Unabhängig von der Tatsache, dass fürsorgerische Unterbringungen für alle Beteiligten eine Belastung darstellen, sei es wichtig, dass nicht nur Fachleute ihre eigene Haltung regelmässig hinterfragen. «Es geht darum, dass politische und medizinische Akteure sowie alle Involvierten sich an einer gemeinsam entwickelten ethischen Haltung orientieren, die dem Selbstbestimmungsrecht der Patienten gerecht wird.»

Die Psychiatrie sei generell auf eine bessere Prävention und auf weitere Akteure angewiesen, um Zwangseinweisungen nachhaltig reduzieren zu können. «Es braucht mehr Angebote im Bereich ambulanter oder tagesklinischer Behandlungen sowie mehr sozialpsychiatrische Unterstützungsangebote, um Zwangseinweisungen vorzubeugen. Hier ist die Schweiz alles andere als vorbildlich.»

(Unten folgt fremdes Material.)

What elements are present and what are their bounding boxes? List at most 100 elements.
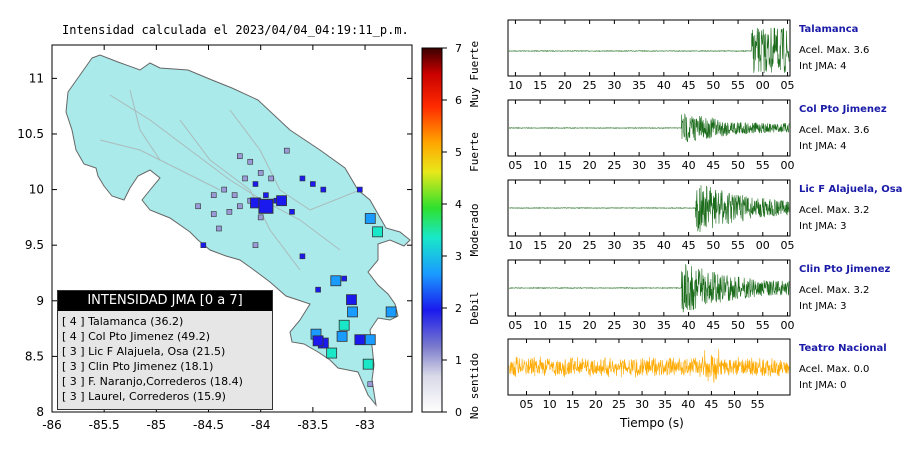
trace-panel: 10 15 20 25 30 35 40 45 50 55 00 05 <box>507 179 795 252</box>
station-marker <box>210 192 217 198</box>
trace-tick-label: 15 <box>566 398 580 411</box>
trace-tick-label: 30 <box>607 239 621 252</box>
jma-intensity: Int JMA: 0 <box>799 380 847 391</box>
trace-tick-label: 15 <box>558 159 572 172</box>
trace-tick-label: 40 <box>682 319 696 332</box>
station-marker-large <box>364 334 376 346</box>
station-marker <box>357 186 363 193</box>
map-x-tick-label: -84 <box>251 418 271 432</box>
trace-waveform <box>508 27 790 74</box>
trace-tick-label: 20 <box>558 239 572 252</box>
legend-title: INTENSIDAD JMA [0 a 7] <box>58 291 272 311</box>
trace-tick-label: 50 <box>731 159 745 172</box>
trace-tick-label: 40 <box>682 159 696 172</box>
trace-tick-label: 55 <box>756 319 770 332</box>
jma-intensity: Int JMA: 4 <box>799 61 847 72</box>
trace-tick-label: 10 <box>533 319 547 332</box>
station-marker-large <box>276 195 287 207</box>
trace-waveform <box>508 349 790 383</box>
trace-tick-label: 30 <box>632 319 646 332</box>
jma-intensity: Int JMA: 4 <box>799 141 847 152</box>
trace-tick-label: 10 <box>508 79 522 92</box>
map-y-tick-label: 11 <box>29 71 44 85</box>
trace-tick-label: 35 <box>657 319 671 332</box>
colorbar-tick-label: 4 <box>455 198 462 211</box>
station-marker-large <box>258 198 274 214</box>
trace-tick-label: 45 <box>706 159 720 172</box>
trace-tick-label: 40 <box>657 79 671 92</box>
map-title: Intensidad calculada el 2023/04/04_04:19… <box>62 23 409 37</box>
trace-tick-label: 25 <box>607 319 621 332</box>
major-stations <box>250 195 397 370</box>
station-marker <box>231 192 238 198</box>
station-marker <box>263 192 269 198</box>
trace-tick-label: 20 <box>589 398 603 411</box>
station-marker <box>341 275 347 282</box>
trace-tick-label: 55 <box>756 159 770 172</box>
station-marker <box>283 147 290 154</box>
jma-intensity: Int JMA: 3 <box>799 221 847 232</box>
station-marker <box>268 175 274 182</box>
station-marker <box>242 175 248 182</box>
station-marker-large <box>364 213 376 224</box>
station-marker <box>315 286 321 293</box>
trace-tick-label: 55 <box>751 398 765 411</box>
station-marker <box>257 170 264 176</box>
peak-acceleration: Acel. Max. 3.2 <box>799 205 870 216</box>
trace-panel: 05 10 15 20 25 30 35 40 45 50 55 00 <box>507 259 795 332</box>
station-marker-large <box>346 294 357 306</box>
map-y-tick-label: 10.5 <box>17 127 44 141</box>
trace-waveform <box>508 113 790 143</box>
trace-tick-label: 25 <box>607 159 621 172</box>
station-marker <box>252 242 259 248</box>
station-marker-large <box>362 358 374 370</box>
trace-info: Col Pto Jimenez Acel. Max. 3.6 Int JMA: 4 <box>799 102 887 155</box>
station-marker <box>216 225 222 232</box>
map-x-tick-label: -83 <box>355 418 375 432</box>
map-x-tick-label: -83.5 <box>297 418 328 432</box>
station-marker <box>289 209 295 215</box>
legend-item: [ 3 ] Laurel, Correderos (15.9) <box>62 390 226 403</box>
colorbar-tick-label: 1 <box>455 354 462 367</box>
trace-tick-label: 55 <box>731 239 745 252</box>
colorbar-tick-label: 7 <box>455 42 462 55</box>
colorbar-ticks: 0 1 2 3 4 5 6 7 <box>442 42 462 419</box>
trace-tick-label: 15 <box>558 319 572 332</box>
road-network <box>99 89 361 271</box>
intensity-colorbar: 0 1 2 3 4 5 6 7 No sentido Debil Moderado Fuerte Mu… <box>421 41 481 419</box>
colorbar-category-label: No sentido <box>468 353 481 419</box>
map-y-tick-label: 9 <box>36 294 44 308</box>
station-marker <box>252 181 259 187</box>
station-marker-large <box>338 319 350 331</box>
map-x-tick-label: -84.5 <box>193 418 224 432</box>
station-marker <box>200 242 207 248</box>
station-marker-large <box>347 306 358 318</box>
trace-tick-label: 45 <box>682 239 696 252</box>
trace-tick-label: 00 <box>756 79 770 92</box>
intensity-legend: INTENSIDAD JMA [0 a 7] [ 4 ] Talamanca (… <box>57 290 273 410</box>
peak-acceleration: Acel. Max. 3.2 <box>799 285 870 296</box>
trace-tick-label: 00 <box>756 239 770 252</box>
colorbar-category-label: Moderado <box>468 204 481 257</box>
legend-item: [ 3 ] Clin Pto Jimenez (18.1) <box>62 360 214 373</box>
trace-info: Lic F Alajuela, Osa Acel. Max. 3.2 Int JMA… <box>799 182 902 235</box>
station-marker <box>367 381 374 387</box>
trace-tick-label: 20 <box>558 79 572 92</box>
trace-tick-label: 25 <box>612 398 626 411</box>
map-x-tick-label: -85.5 <box>89 418 120 432</box>
colorbar-category-label: Debil <box>468 291 481 324</box>
map-y-tick-label: 10 <box>29 183 44 197</box>
trace-tick-label: 20 <box>583 319 597 332</box>
map-y-tick-label: 8.5 <box>25 349 44 363</box>
costa-rica-land <box>65 54 411 407</box>
colorbar-tick-label: 2 <box>455 302 462 315</box>
map-y-ticks: 8 8.5 9 9.5 10 10.5 11 <box>17 71 412 419</box>
station-marker <box>299 253 306 260</box>
map-y-tick-label: 8 <box>36 405 44 419</box>
trace-tick-label: 25 <box>583 239 597 252</box>
station-marker-large <box>312 335 324 347</box>
station-marker-large <box>330 275 342 287</box>
station-marker-large <box>354 334 366 346</box>
trace-tick-label: 00 <box>781 159 795 172</box>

Wer bezahlt für eine fürsorgerische Unterbringung?

Wenn man bei einer fürsorgerischen Unterbringung nicht mit dem Auto oder dem öffentlichen Verkehr fahren kann, bringt die Polizei oder ein Rettungswagen die Personen in die Klinik.

Die Grundversicherung übernimmt 50 Prozent der Kosten, maximal 500 Franken pro Jahr.  «Die Kosten für einen Transport werden nur übernommen, wenn dieser medizinisch indiziert ist», sagt Christophe Kaempf von Santésuisse. Das heisst, ein Arzt hat die Situation beurteilt und eine konkrete medizinische Massnahme entschieden.

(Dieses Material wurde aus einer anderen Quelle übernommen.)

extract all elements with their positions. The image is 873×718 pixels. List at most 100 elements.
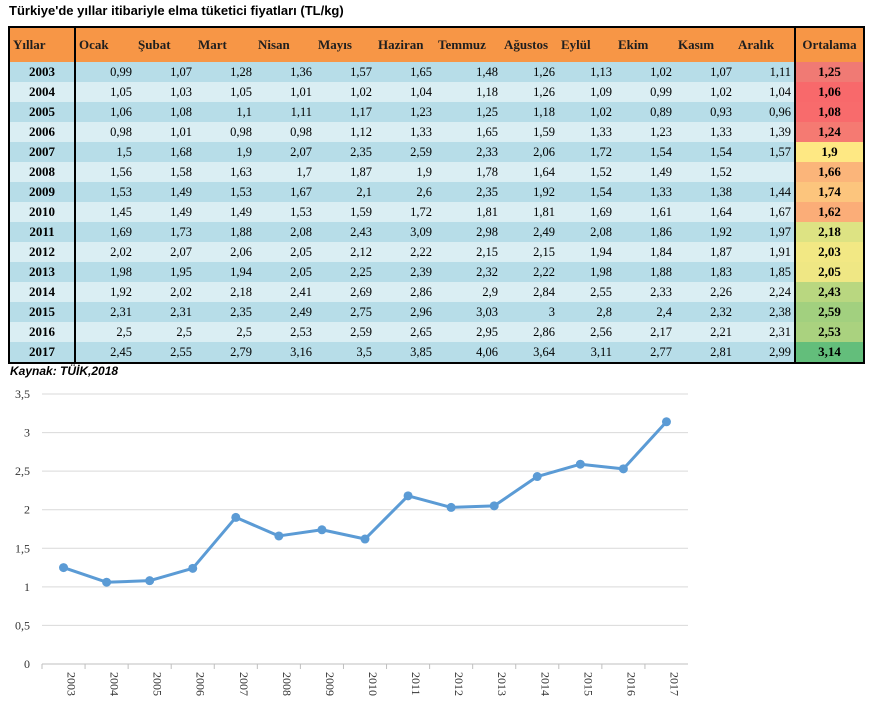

Eine Krankenversicherung übernimmt auch die Kosten für einen stationären Aufenthalt in einer psychiatrischen Klinik. Die Patienten und Patientinnen müssen jedoch bedenken, dass noch 10 Prozent Selbstbehalt – maximal 700 Franken–, die Jahresfranchise sowie ein Beitrag von 15 Franken pro Tag auf sie zukommen.